国鉄釜石線の大橋駅近くにある鉱山から運びだされる鉄鉱石を満載した貨車を従えた蒸気機関車が専用線の大橋駅で待機しているところです。
線路は軽便鉄道と同じ軌間762mmですが重量の大きな列車を通すため頑丈に造られています。

                 畑を行く鉱石列車 (1965年)

バック運転の蒸気機関車に牽かれた鉱石満載の列車が早春の畑のなかを通り海岸の製鉄所へ向かいます。

                  釜石市街を行く (1965年)

製鉄所のある街中を行く空車列車です。買い物帰りでしょうか主婦3人と男1人の団体とすれ違いました。
この年の3月、道路の整備が進み鉱山鉄道は80余年の歴史を残し廃止になりました。



                    
                 おわりに

以上でノスタルジック・レールを終了させていただきます。
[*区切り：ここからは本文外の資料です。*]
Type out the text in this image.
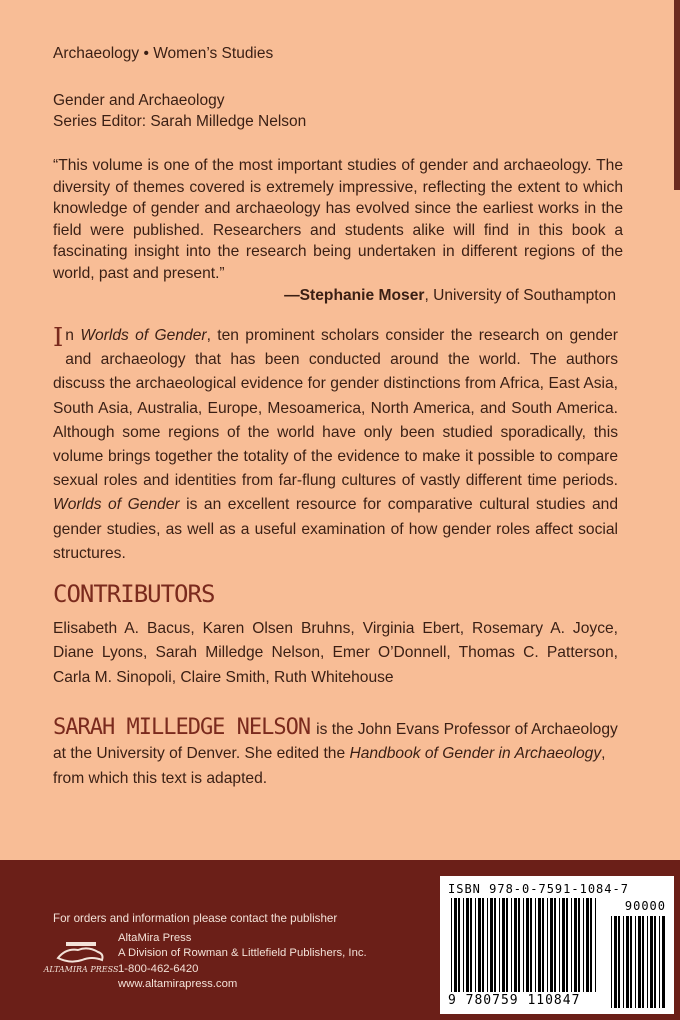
Archaeology • Women’s Studies
Gender and Archaeology
Series Editor: Sarah Milledge Nelson
“This volume is one of the most important studies of gender and archaeology. The diversity of themes covered is extremely impressive, reflecting the extent to which knowledge of gender and archaeology has evolved since the earliest works in the field were published. Researchers and students alike will find in this book a fascinating insight into the research being undertaken in different regions of the world, past and present.”
—Stephanie Moser, University of Southampton
In Worlds of Gender, ten prominent scholars consider the research on gender and archaeology that has been conducted around the world. The authors discuss the archaeological evidence for gender distinctions from Africa, East Asia, South Asia, Australia, Europe, Mesoamerica, North America, and South America. Although some regions of the world have only been studied sporadically, this volume brings together the totality of the evidence to make it possible to compare sexual roles and identities from far-flung cultures of vastly different time periods. Worlds of Gender is an excellent resource for comparative cultural studies and gender studies, as well as a useful examination of how gender roles affect social structures.
CONTRIBUTORS
Elisabeth A. Bacus, Karen Olsen Bruhns, Virginia Ebert, Rosemary A. Joyce, Diane Lyons, Sarah Milledge Nelson, Emer O’Donnell, Thomas C. Patterson, Carla M. Sinopoli, Claire Smith, Ruth Whitehouse
SARAH MILLEDGE NELSON is the John Evans Professor of Archaeology at the University of Denver. She edited the Handbook of Gender in Archaeology, from which this text is adapted.
For orders and information please contact the publisher
ALTAMIRA PRESS
AltaMira Press
A Division of Rowman & Littlefield Publishers, Inc.
1-800-462-6420
www.altamirapress.com
ISBN 978-0-7591-1084-7
90000
9 780759 110847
長い間ご高覧いただきありがとうございました。
今までにご覧いただきました当時の鉄軌道の風景は、通常の生活の中ではごくありふれたものでその場にカメラを持ち込めばだれでも容易に写真を撮ることができました。
また、鉄軌道の現場を訪ねた折にはどこでも親切に対応していただき、今でも感謝の気持ちは忘れません。名所のお立ち台に三脚の林立する現在とは異なり、撮り鉄にとっては本当に良き時代でした。